There are some critical limitations to our observations. For example, there are ethnic differences in the prevalence of hypertension but we did not record or report our participants’ ethnicity. Prevalence of hypertension is raised in South Asian, Afro-Caribbean, and West African people in England and ethnicity is an important consideration in assessing BP measures in community-based studies [35]. We therefore cannot comment on a bias that might be introduced by some areas having higher prevalence of different ethnic groups compared to others. Similarly, a bias in our results may have been introduced by differences in levels of obesity between ‘healthy’ and ‘unhealthy’ locations or differences in ‘white coat’ hypertension whereby the clinical setting precipitates artificially elevated BP due to increased patient anxiety [36].

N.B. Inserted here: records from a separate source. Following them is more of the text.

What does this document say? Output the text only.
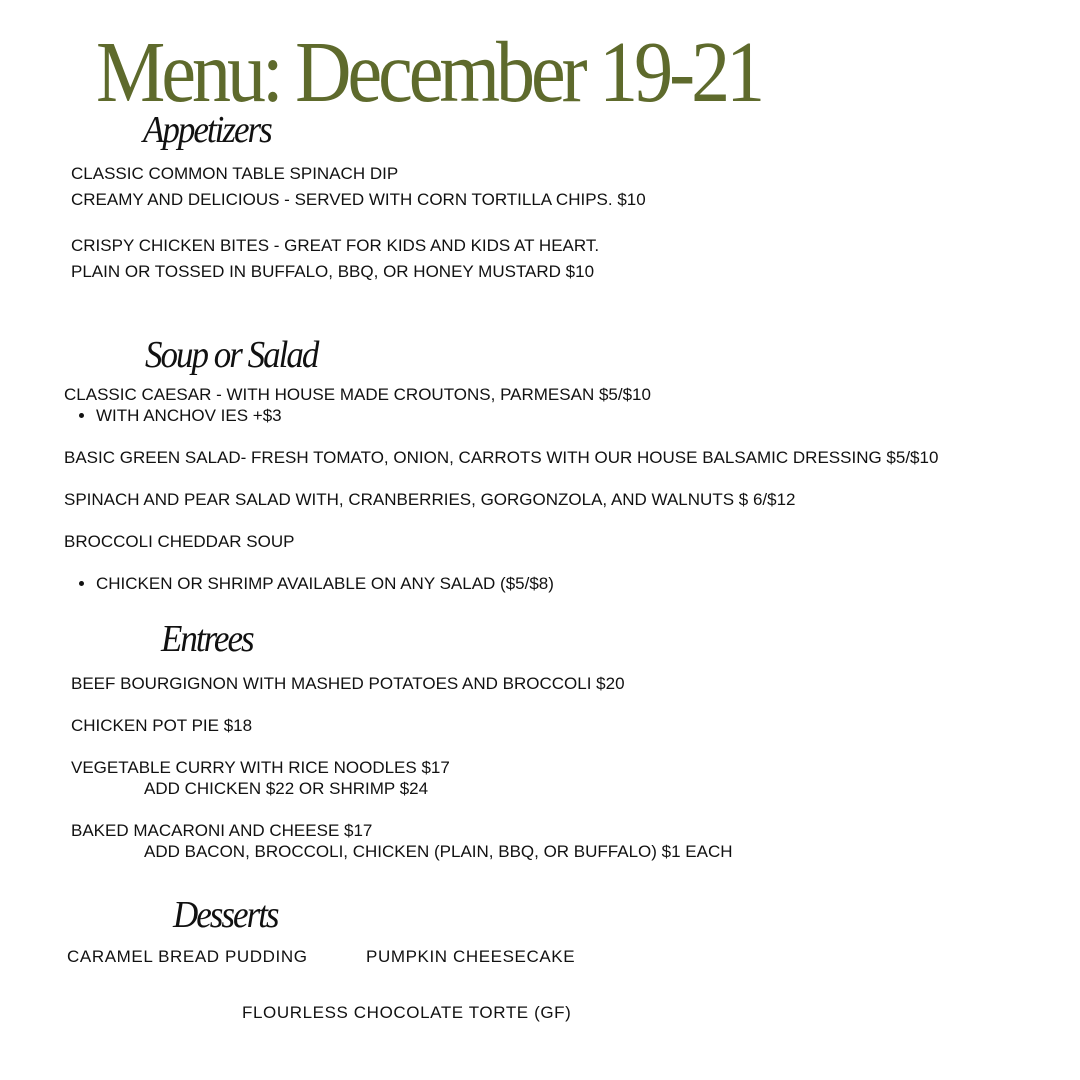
Menu: December 19-21
Appetizers

CLASSIC COMMON TABLE SPINACH DIP

CREAMY AND DELICIOUS - SERVED WITH CORN TORTILLA CHIPS. $10

CRISPY CHICKEN BITES - GREAT FOR KIDS AND KIDS AT HEART.

PLAIN OR TOSSED IN BUFFALO, BBQ, OR HONEY MUSTARD $10

Soup or Salad

CLASSIC CAESAR - WITH HOUSE MADE CROUTONS, PARMESAN $5/$10

WITH ANCHOV IES +$3

BASIC GREEN SALAD- FRESH TOMATO, ONION, CARROTS WITH OUR HOUSE BALSAMIC DRESSING $5/$10

SPINACH AND PEAR SALAD WITH, CRANBERRIES, GORGONZOLA, AND WALNUTS $ 6/$12

BROCCOLI CHEDDAR SOUP

CHICKEN OR SHRIMP AVAILABLE ON ANY SALAD ($5/$8)

Entrees

BEEF BOURGIGNON WITH MASHED POTATOES AND BROCCOLI $20

CHICKEN POT PIE $18

VEGETABLE CURRY WITH RICE NOODLES $17

ADD CHICKEN $22 OR SHRIMP $24

BAKED MACARONI AND CHEESE $17

ADD BACON, BROCCOLI, CHICKEN (PLAIN, BBQ, OR BUFFALO) $1 EACH

Desserts

CARAMEL BREAD PUDDING	PUMPKIN CHEESECAKE

FLOURLESS CHOCOLATE TORTE (GF)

Furthermore, a diagnosis of elevated BP cannot be made from measurements at a single point in time. One author (LAE) performed most, but not all of the testing so our results might be limited by the use of different assessors. Nevertheless, other discrepancies in measurement from, for example, failure to position participants and their arms consistently would have been minimised by the identical testing environment afforded by the purpose-built Pop-Up. An unavoidable limitation of the results from our case finding exercise arises from only being able to assess individuals interested in having their BP measured. Moreover, we originally aimed to test only people who were > 40 years but the Pop-Up generated a lot of interest and we examined younger people too; consequently, around one quarter of our participants were younger than 40 years. Our study design meant our results are limited to observational associations. Moreover, our study did not have a longitudinal element where we could, for example, follow-up the suspected cases. In addition, whilst our unhealthy retail outlet score is based on a previous report [15] it is very much a surrogate measure and has not been validated in other studies.
There is more to understand about different ways to case-find suspect hypertension. A proven effective route is to create easily accessible testing opportunities such as in community settings or the workplace [37] [38]. There are other advantages to screening for hypertension away from a ‘white coat’ medical environment [36]. Of course, these forms of testing are still restricted to individuals who volunteer to have their BP measured and current evidence is insufficient to recommend specific approaches for community-based case finding for elevated BP [39]. Nevertheless, our study contributes a modest example of a new approach to assessing BP outside primary care. The health check Pop-Up also offers a way of educating the public about hypertension and BP. Our results also imply that an in situ public health check might benefit from a targeted strategy, not seen in current approaches [40]. We assessed 351 people in only 7 days of testing, a remarkable number given the tests of eye health carried out on the same day.